Considering Supplier Relations and Monetization in Designing Recommendation Systems
by Jan Krasnodebski (Expedia)
E-commerce merchants need to optimize their recommendations beyond product attributes to include supplier considerations, long-term customer experience and monetization for long term success. Product recommendations for optimizing customer conversion can be modeled effectively with predictive analytic methodologies. However, supplier and customer experience elements are not easily modeled in the same manner. This paper outlines an algorithmic approach for these considerations from Expedia’s experiences.
About the Speaker
Jan Krasnodebski, as Expedia’s Director of Lodging Revenue Optimization, built a team of machine learning experts that personalizes and optimizes hotel recommendations across Expedia’s websites. He previously was the Director of Pricing and Portfolio Management for a major North American bank and a pricing consultant.

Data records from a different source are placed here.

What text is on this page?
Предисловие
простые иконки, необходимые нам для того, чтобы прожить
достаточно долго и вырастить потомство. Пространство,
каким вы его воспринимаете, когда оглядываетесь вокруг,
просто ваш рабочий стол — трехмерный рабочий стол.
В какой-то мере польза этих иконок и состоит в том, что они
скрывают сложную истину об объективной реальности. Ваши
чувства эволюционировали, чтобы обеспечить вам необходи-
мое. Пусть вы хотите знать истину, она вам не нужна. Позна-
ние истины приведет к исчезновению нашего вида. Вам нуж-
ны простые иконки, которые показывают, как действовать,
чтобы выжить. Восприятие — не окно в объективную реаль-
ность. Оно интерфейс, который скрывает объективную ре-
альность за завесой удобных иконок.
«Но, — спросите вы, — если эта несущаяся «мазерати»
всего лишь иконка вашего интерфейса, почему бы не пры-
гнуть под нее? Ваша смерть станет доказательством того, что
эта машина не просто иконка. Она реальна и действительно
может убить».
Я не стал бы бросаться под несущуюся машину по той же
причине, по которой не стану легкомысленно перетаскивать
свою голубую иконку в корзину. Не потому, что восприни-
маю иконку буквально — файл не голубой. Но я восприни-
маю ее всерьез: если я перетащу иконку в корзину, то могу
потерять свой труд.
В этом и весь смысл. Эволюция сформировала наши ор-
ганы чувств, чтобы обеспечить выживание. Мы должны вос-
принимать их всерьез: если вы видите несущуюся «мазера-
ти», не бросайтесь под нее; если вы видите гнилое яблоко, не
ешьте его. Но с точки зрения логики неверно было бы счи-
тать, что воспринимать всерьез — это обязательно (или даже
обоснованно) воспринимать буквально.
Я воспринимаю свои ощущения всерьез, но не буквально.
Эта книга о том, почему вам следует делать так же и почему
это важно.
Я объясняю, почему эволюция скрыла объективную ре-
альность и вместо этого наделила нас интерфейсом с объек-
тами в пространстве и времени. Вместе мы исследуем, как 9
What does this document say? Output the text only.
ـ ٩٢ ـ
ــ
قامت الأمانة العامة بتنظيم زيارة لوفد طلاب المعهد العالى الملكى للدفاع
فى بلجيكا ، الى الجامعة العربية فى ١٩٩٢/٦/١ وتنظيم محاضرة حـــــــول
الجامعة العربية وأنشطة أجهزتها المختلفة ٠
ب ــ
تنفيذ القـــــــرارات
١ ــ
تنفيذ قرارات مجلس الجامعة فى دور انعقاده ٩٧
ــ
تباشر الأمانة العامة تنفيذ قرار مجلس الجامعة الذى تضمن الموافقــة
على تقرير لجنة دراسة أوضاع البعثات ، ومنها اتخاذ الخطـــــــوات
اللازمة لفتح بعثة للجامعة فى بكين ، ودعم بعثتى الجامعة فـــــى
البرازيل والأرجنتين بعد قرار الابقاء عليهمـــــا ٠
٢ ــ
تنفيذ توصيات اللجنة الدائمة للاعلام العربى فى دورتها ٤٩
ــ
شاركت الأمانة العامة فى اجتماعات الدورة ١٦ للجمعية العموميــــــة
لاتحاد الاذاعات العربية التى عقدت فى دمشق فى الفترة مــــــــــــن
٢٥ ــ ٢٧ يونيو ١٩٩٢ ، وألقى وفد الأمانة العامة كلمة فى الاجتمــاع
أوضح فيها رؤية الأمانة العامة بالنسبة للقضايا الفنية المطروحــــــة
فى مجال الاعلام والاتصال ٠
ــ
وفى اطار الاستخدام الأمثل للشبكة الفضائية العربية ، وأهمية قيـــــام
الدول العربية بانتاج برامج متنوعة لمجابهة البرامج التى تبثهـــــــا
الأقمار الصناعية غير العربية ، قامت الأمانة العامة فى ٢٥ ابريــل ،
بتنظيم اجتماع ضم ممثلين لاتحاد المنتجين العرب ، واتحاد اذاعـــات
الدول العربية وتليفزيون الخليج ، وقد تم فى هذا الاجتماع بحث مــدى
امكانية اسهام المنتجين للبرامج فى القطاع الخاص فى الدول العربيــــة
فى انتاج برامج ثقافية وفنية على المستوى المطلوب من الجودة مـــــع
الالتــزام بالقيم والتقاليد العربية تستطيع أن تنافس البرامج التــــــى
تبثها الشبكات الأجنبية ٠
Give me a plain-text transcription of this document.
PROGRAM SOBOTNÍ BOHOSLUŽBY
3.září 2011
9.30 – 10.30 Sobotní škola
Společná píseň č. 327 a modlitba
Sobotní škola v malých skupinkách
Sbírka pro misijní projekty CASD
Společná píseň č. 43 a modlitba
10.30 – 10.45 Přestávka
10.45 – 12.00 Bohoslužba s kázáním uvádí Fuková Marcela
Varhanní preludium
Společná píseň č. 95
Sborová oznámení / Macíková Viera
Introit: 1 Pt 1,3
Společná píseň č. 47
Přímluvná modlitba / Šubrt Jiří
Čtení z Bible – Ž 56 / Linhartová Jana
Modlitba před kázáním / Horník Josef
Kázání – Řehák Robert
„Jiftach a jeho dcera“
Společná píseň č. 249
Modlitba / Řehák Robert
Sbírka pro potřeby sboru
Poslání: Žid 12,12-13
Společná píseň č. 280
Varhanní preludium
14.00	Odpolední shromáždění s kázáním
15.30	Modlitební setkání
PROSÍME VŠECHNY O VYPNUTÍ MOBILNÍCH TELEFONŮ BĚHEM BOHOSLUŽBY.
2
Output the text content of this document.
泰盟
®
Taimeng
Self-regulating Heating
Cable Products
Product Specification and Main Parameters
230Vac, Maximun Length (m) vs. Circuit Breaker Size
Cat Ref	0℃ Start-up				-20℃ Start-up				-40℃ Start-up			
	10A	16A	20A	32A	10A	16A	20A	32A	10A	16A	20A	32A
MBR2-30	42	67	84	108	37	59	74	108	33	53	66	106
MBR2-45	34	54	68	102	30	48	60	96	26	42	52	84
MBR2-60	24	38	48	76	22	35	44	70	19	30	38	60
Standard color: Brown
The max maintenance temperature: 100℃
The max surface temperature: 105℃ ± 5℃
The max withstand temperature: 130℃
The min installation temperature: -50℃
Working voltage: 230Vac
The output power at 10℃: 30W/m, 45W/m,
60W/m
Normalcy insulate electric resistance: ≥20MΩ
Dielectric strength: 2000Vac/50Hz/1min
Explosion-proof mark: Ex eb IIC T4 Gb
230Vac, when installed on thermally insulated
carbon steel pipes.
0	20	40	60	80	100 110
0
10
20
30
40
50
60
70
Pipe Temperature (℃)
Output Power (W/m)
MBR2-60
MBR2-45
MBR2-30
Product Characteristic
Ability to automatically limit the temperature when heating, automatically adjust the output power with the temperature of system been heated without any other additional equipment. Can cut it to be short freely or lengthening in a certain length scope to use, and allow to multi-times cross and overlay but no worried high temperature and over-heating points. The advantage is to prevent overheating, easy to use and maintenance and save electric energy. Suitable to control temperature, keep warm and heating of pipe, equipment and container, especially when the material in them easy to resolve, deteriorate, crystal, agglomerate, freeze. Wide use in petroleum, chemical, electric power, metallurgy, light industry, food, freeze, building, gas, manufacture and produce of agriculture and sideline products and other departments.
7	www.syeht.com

A Cross-Industry Machine Learning Framework with Explicit Representations
by Nathan R. Wilson (Nara Logics)
At Nara Logics, we provide recommendations for ecommerce, supply chain, financial services, travel & hospitality, operations and more for the Global 200. We’ve learned that for machine intelligence to be accepted, it must interact seamlessly with humans, expose its reasoning to humans, and even incorporate human feedback in real time into its decision making. Just as you take your friends’ recommendations more seriously when you can probe their mental model of your likes and dislikes, machine recommendations are more appealing when users understand how they were generated and can provide feedback to those recommendations. These aspects are necessary as commercial interfaces increasingly leverage recommendations alongside statistical analysis.
In this talk, I will discuss a new general purpose framework, “synaptic intelligence”, for learning and maintaining explicit representations in real-time. This framework can be used both to make recommendations and to explain why each recommendation was made to meet the objectives outlined. We will also discuss how we extend our technology to enable users to have meaningful interactions where they’re able to find what they’re looking for. We believe in developing recommendation technology that facilitates a conversation with the user. The examples we showcase will demonstrate how we are able to leverage an explicit representation to make this possible.
About the Speaker
Nathan Wilson is a scientist and entrepreneur focused on actualizing powerful new models of brain-based computation. After many years at MIT working on the mathematical logic of neural circuits, Nathan co-founded Nara Logics, a Cambridge, MA artificial intelligence company developing “synaptic intelligence” that automatically finds and refines connections across data for recommendations and decisions within enterprises. Nathan holds many patents in AI and his research has been featured in top journals including Nature, Science, Proceedings of the National Academy of Sciences, Neuron, and the MIT Press. An enthusiastic writer and teacher who routinely appears in the popular press on current topics in AI, Nathan now works to guide advancements at Nara Logics as CTO.